Downsampling Algorithm with Fusion of Different Receptive Field Sizes in Deep Detection Methods

oleh: GU Zhenghua, LIU Gaqiong, SHAO Changbin, YU Hualong

Format: Article
Diterbitkan: Journal of Computer Engineering and Applications Beijing Co., Ltd., Science Press 2024-10-01

Deskripsi

The advantage of deep detection models primarily benefits from the feature representation ability of the backbone network, where down-sampling plays a key role in semantic integration. However, existing down-sampling approaches often ignore the global structural information of features, due to the usage of the small receptive field manner.
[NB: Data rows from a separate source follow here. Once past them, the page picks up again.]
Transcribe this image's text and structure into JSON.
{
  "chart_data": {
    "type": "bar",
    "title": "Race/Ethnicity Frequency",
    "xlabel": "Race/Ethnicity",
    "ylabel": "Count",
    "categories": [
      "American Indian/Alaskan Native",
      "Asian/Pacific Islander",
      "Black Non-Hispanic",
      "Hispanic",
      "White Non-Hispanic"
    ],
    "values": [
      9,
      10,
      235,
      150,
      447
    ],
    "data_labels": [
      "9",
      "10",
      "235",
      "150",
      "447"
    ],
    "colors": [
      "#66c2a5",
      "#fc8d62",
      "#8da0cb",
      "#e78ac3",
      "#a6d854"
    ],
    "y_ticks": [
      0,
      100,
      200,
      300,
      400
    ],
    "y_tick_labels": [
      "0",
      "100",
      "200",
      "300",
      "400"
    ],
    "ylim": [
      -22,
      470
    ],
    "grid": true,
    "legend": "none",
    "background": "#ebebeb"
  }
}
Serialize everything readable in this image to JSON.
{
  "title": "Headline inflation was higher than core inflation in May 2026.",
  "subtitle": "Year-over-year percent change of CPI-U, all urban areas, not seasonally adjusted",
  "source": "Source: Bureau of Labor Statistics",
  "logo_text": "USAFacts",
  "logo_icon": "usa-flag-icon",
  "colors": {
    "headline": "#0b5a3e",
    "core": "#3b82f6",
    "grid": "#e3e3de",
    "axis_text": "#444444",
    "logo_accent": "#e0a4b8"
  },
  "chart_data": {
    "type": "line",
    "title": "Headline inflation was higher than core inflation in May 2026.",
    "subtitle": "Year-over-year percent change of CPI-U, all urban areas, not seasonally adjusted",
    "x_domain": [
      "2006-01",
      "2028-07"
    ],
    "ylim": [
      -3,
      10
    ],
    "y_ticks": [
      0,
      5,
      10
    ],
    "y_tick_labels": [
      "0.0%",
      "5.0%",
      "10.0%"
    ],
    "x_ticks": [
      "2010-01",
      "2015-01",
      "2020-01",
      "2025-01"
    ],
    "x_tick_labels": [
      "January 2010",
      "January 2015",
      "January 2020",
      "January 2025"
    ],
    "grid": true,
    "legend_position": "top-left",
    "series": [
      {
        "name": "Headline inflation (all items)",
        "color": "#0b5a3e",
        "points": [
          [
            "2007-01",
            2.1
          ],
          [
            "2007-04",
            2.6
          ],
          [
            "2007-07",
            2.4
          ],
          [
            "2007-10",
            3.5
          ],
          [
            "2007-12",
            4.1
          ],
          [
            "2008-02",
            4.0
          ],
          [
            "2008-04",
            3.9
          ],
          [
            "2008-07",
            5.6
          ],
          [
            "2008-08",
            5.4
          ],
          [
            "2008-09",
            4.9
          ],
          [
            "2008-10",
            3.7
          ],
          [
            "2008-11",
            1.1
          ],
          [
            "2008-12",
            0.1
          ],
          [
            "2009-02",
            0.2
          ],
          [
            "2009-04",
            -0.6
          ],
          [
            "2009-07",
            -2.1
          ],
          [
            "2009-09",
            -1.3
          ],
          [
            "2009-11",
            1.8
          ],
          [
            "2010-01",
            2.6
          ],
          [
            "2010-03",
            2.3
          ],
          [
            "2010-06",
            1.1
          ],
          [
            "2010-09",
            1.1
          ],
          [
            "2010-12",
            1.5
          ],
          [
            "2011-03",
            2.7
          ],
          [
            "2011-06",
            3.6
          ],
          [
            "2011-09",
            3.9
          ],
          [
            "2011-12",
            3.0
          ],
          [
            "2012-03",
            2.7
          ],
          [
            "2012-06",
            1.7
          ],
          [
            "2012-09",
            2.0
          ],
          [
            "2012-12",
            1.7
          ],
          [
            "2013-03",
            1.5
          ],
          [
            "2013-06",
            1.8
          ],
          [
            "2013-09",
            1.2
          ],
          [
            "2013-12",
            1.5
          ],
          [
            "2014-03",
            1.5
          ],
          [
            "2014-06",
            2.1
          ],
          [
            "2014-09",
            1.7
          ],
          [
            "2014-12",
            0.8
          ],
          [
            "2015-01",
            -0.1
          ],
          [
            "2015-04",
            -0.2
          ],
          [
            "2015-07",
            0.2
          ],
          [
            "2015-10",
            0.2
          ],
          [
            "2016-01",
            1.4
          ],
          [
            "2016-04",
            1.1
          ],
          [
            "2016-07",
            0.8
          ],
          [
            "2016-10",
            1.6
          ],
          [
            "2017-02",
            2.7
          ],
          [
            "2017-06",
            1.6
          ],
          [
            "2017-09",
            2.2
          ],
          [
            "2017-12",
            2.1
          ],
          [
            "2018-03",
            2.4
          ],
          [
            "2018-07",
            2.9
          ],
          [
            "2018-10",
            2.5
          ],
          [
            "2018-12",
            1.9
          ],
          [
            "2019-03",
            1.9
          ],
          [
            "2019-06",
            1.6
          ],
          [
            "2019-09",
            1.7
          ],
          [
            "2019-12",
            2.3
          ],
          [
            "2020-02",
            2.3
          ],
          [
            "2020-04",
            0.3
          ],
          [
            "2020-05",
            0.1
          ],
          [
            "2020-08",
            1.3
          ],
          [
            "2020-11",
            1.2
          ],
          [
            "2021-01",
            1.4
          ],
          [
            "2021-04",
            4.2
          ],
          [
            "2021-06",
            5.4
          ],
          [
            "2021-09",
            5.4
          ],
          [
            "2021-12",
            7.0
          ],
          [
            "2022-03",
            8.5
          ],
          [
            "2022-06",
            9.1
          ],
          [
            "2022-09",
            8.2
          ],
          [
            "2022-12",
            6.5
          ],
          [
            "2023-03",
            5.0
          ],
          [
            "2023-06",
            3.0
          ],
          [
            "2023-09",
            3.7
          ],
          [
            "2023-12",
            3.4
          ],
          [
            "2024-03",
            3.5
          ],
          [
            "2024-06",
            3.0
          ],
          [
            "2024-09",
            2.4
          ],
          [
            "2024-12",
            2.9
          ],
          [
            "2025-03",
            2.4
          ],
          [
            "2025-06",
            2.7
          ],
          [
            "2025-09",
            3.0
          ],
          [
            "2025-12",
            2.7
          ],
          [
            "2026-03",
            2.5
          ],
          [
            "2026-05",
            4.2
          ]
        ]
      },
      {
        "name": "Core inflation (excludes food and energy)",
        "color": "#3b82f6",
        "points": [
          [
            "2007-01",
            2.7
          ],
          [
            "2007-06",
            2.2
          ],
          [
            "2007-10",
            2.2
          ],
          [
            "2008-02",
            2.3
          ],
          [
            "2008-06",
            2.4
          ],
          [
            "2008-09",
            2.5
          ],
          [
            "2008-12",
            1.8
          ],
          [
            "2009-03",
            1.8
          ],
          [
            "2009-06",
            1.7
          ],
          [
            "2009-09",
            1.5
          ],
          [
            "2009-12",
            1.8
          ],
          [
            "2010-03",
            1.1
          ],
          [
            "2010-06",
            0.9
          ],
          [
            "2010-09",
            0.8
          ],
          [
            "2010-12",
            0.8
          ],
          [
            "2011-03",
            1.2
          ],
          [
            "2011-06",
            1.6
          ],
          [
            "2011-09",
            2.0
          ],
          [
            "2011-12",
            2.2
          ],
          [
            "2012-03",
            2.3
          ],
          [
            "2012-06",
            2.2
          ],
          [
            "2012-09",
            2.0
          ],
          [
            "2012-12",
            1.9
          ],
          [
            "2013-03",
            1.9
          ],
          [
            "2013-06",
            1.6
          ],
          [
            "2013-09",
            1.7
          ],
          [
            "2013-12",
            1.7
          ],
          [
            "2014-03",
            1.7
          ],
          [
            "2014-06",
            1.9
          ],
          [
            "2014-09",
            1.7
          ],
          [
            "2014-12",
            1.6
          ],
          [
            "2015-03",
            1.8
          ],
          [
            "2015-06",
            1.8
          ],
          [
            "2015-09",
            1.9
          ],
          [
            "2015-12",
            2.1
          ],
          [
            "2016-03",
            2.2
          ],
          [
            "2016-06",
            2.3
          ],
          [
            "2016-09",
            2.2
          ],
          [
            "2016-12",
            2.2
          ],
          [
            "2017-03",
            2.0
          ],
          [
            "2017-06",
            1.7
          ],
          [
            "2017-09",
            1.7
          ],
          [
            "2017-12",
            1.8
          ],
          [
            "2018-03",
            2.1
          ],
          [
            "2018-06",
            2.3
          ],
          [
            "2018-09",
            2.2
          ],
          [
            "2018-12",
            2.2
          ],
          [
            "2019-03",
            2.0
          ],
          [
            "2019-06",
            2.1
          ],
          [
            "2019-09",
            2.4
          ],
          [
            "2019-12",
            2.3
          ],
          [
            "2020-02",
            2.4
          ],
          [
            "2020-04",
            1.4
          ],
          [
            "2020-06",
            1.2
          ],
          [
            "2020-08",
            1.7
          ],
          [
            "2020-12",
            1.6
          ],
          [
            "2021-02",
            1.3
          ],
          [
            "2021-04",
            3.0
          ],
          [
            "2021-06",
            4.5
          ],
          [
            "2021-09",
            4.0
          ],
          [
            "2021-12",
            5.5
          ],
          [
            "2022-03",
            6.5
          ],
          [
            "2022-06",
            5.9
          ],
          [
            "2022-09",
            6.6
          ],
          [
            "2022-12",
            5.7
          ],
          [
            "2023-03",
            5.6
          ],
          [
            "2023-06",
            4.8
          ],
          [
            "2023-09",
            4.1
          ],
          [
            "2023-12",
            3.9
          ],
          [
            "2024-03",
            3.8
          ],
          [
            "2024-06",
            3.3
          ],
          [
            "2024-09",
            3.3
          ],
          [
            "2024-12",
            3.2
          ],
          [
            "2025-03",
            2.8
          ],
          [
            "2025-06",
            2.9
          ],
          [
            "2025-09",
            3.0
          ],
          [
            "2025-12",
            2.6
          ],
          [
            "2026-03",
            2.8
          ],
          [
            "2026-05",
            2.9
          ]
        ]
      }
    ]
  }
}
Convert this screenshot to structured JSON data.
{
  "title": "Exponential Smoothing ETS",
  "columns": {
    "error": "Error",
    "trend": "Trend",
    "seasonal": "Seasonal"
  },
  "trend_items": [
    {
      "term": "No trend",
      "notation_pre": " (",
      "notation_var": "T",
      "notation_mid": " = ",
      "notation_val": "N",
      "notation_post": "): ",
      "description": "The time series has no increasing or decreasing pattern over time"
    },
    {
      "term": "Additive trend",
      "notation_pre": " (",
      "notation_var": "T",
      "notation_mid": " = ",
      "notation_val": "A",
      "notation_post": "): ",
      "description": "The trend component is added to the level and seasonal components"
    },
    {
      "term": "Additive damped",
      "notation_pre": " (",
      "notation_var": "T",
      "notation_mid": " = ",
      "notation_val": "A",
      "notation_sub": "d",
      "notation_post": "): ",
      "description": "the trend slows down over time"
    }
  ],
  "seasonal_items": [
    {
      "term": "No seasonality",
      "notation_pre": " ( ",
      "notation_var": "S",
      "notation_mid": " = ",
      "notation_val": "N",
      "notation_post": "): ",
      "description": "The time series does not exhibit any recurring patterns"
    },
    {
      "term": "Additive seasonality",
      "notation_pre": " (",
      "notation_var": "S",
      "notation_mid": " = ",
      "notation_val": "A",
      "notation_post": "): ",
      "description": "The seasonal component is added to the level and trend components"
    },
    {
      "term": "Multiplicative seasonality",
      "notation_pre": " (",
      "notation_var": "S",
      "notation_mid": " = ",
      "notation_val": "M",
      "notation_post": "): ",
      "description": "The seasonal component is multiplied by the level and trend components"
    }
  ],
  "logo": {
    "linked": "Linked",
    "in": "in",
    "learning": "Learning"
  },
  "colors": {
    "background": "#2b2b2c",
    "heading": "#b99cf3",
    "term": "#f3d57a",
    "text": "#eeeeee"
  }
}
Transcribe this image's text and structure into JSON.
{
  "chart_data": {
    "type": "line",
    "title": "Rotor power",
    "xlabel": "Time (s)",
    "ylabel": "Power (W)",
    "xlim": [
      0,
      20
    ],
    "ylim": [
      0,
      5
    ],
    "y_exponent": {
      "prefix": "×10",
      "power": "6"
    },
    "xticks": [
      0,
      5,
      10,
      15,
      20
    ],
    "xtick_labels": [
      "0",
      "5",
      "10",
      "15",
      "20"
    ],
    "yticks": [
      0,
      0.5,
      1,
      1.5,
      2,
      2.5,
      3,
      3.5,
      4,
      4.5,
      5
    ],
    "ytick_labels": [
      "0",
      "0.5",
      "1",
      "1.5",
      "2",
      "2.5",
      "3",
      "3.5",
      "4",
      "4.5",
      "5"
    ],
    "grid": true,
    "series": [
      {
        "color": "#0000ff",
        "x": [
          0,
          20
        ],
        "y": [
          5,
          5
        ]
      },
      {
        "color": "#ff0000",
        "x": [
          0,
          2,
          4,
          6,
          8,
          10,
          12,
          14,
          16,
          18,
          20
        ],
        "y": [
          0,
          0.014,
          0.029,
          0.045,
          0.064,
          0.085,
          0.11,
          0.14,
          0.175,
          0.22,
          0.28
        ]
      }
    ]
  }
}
To address this issue, this paper proposes a plug-and-play dual path down-sampling method (DPDM). It improves the support of backbone network for subsequent detection, through an extra large receptive field branch. Built on the traditional small receptive field channel, DPDM constructs an efficient large receptive field branch to obtain the structural information of features. Inspired from spatial-to-depth operation, it can achieve the effectiveness of a large receptive field under a conventional convolution kernel setting. The dual-path operation increases diversity of features but doesn’t emphasize the coordination between both types of features. Therefore, DPDM subsequently uses channel concatenation and point-wise convolution techniques to merge the features of two paths. Taking the advanced YOLO as benchmark, experimental evaluations of three models (YOLOX, YOLOv5, YOLOv6) on different datasets demonstrate the effectiveness of this method in improving detection accuracy.